Holy fuck. It was the weirdest experience. First of all, i thought you had to turn over in these things. Nuh uh. There's lights on the top AND the bottom. And it is HOT in there, even though there is a fan running.

Thank god i had to keep those googly things on my eyes, otherwise i would have started hyperventilating if i saw how tight it was.

And, the machine starts making these crackling noises and i think, i like bacon, but i don't want to become the bacon.

And wrapped up in this cocoon of heat i feel like a kosher hot dog in one of those ball game stands.

The whole thing was bizarro. But i survived, i'm a wee bit pink and as long as everything feels right, and i don't become a mutant i'll probably hit it again before i go to florida for that con.

That is....if i go.

So, what about you out there?
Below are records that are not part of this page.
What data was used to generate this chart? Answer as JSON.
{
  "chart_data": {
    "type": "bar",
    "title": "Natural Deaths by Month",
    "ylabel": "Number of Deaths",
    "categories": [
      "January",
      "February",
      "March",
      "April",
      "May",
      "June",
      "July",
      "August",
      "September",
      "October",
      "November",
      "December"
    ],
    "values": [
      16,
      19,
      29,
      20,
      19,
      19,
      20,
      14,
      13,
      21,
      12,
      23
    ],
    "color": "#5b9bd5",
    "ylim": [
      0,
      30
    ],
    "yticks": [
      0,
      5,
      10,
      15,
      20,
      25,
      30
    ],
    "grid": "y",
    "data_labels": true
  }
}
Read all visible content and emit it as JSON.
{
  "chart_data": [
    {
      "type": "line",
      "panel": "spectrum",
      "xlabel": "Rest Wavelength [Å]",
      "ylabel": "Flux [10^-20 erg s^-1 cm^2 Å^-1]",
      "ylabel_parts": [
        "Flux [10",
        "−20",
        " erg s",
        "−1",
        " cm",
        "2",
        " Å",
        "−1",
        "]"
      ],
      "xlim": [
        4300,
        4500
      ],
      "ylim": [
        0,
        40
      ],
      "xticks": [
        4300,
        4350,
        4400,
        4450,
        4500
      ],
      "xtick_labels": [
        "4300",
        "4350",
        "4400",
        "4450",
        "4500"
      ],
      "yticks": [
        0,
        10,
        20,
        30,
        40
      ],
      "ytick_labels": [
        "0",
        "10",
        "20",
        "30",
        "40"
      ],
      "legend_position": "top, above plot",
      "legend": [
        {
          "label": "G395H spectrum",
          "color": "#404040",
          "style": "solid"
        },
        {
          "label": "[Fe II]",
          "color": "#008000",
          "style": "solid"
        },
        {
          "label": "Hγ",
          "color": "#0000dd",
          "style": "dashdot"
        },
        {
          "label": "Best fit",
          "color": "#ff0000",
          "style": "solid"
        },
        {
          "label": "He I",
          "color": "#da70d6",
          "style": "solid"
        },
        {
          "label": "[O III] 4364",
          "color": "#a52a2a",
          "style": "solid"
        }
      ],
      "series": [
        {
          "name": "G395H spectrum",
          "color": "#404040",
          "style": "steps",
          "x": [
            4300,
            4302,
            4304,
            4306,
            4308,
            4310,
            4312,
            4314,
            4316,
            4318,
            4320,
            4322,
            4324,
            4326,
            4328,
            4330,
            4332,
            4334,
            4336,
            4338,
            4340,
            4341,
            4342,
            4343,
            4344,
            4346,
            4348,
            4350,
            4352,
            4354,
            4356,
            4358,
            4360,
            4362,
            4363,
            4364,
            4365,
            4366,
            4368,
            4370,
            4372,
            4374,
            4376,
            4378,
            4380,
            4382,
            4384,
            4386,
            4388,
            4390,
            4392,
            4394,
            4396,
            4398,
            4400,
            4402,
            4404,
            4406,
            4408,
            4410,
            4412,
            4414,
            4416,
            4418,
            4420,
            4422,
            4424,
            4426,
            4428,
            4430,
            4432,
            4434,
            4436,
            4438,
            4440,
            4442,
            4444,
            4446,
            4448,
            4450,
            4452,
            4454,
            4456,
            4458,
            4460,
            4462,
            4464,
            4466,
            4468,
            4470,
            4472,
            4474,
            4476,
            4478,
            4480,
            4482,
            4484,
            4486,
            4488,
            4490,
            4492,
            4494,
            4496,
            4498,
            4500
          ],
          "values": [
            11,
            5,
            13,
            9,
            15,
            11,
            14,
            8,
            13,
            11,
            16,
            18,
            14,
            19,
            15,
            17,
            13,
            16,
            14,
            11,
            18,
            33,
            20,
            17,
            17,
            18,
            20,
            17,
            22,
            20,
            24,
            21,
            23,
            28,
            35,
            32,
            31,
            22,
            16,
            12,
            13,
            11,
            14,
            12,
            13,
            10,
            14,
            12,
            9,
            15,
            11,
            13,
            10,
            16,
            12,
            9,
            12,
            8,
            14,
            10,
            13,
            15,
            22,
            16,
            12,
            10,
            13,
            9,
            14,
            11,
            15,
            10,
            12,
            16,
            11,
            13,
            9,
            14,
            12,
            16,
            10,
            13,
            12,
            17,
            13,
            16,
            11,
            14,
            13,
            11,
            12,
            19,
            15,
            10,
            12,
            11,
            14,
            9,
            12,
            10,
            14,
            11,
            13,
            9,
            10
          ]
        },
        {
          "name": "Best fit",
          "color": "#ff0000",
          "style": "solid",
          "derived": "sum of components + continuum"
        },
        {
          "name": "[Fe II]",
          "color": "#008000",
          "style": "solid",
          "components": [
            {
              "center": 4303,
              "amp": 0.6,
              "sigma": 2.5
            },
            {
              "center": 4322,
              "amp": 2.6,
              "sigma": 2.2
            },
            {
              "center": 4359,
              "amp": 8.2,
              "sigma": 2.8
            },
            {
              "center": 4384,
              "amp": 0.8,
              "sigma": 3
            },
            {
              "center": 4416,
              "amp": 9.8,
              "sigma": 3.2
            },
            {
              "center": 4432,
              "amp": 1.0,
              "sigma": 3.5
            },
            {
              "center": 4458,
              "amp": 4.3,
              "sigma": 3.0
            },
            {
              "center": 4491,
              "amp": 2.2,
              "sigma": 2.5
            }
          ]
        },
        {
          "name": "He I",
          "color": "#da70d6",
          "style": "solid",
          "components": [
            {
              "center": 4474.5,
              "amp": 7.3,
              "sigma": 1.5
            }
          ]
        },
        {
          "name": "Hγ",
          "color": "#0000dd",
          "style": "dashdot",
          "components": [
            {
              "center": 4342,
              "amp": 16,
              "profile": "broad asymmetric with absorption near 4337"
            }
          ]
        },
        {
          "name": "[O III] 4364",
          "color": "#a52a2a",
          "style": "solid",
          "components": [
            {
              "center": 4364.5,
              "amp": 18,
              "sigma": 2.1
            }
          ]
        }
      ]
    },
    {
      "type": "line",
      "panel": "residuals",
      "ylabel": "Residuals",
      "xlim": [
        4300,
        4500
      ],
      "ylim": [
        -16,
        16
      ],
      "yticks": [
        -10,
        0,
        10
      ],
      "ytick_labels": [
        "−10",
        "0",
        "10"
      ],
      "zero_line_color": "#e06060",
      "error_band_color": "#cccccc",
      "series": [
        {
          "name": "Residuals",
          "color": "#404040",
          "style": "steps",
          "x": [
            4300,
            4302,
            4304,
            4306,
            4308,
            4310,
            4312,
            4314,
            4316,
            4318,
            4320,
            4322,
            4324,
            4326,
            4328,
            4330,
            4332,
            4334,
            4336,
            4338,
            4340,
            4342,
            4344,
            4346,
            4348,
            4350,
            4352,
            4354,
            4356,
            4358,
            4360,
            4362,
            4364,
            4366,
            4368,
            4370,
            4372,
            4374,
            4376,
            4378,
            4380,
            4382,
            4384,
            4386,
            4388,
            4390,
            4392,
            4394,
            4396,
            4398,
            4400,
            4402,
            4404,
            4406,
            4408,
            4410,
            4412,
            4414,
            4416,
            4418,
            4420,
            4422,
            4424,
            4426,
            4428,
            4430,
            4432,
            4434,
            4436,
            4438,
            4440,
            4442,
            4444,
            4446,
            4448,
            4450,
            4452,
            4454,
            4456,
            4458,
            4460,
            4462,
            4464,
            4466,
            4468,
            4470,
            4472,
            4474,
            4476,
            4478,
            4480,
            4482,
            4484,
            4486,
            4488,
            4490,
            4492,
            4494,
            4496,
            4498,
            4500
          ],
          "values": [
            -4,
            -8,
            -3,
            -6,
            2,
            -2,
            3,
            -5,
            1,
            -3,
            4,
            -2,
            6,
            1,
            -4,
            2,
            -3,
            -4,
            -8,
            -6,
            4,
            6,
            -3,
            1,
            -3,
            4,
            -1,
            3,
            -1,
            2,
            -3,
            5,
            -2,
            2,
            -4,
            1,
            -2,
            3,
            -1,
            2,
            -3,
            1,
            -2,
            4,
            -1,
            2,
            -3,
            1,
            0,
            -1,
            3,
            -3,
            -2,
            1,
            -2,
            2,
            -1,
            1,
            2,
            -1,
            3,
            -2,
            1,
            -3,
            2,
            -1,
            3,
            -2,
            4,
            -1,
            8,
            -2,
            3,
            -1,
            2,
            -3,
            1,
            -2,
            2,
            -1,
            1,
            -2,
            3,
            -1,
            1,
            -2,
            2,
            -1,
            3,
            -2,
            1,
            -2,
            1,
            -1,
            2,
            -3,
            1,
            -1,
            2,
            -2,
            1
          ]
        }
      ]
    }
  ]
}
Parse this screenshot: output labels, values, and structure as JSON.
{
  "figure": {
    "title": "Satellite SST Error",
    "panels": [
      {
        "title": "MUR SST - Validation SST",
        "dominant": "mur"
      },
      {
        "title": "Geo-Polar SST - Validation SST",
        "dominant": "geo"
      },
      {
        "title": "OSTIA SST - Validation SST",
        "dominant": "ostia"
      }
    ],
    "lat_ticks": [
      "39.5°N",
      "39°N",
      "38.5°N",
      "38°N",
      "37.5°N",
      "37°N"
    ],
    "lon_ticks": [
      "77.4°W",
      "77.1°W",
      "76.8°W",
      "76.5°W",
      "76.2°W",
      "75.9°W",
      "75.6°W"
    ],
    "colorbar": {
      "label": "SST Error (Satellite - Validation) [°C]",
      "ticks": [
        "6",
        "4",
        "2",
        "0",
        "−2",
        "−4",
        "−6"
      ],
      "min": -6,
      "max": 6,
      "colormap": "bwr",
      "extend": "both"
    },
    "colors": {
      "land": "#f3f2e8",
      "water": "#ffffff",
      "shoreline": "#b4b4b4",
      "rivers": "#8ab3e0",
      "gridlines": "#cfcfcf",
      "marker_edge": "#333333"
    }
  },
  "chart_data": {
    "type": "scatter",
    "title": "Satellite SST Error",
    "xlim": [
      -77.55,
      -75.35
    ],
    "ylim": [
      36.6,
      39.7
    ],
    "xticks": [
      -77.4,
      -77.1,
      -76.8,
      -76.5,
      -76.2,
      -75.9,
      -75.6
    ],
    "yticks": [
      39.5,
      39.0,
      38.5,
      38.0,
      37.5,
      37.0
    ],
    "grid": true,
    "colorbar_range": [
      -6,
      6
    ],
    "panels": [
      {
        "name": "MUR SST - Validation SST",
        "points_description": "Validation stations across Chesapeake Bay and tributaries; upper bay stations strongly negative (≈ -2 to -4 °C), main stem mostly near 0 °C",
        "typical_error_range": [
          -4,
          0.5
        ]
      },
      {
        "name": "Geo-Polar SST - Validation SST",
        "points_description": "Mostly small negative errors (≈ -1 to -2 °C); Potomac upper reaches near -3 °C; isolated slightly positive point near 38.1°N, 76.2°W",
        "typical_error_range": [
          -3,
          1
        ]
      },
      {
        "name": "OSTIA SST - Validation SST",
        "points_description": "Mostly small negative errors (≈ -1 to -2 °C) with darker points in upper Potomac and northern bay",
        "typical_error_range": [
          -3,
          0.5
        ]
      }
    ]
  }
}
I know Rojo goes to a tanning place, anyone else? Any bad stories? Any weird first experiences like mine?

:guffaw:

This is hilarious...I've been tanning since 1998...my only real worry was that my ass would be burned, but burning isn't very common in tanning beds. Back then the beds were kind of cramped for guys, but these days they're much roomier, and almost too relaxing to be in. I've never heard crackling noises before! I never use anything with SPF, and I use a tanning accelerator. I just hate being pale.

Beds:

http://www.islandsuntans.com/beds-booths.html

RAMA
 
I would never go in for something like this. I simply don't care if my skin is tan or not. The risk of skin cancer far outweighs any cosmetic 'improvements' that I might get from being tan. Assuming I even CAN get a tan, which is very unlikely. I would burn before I tanned.

In the end, what's the point? Why should I bother tanning? What does it get me? Nothing, as far as I can tell.
 
Neat. So do I.

It's not the only benefit. Again, if you're getting enough sunlight, you don't need to tan, but some of us spend the entire day indoors. I view tanning as a health supplement more than anything. It makes all the difference for me in the winter. I used to suffer from really bad depression in the winter until I started tanning.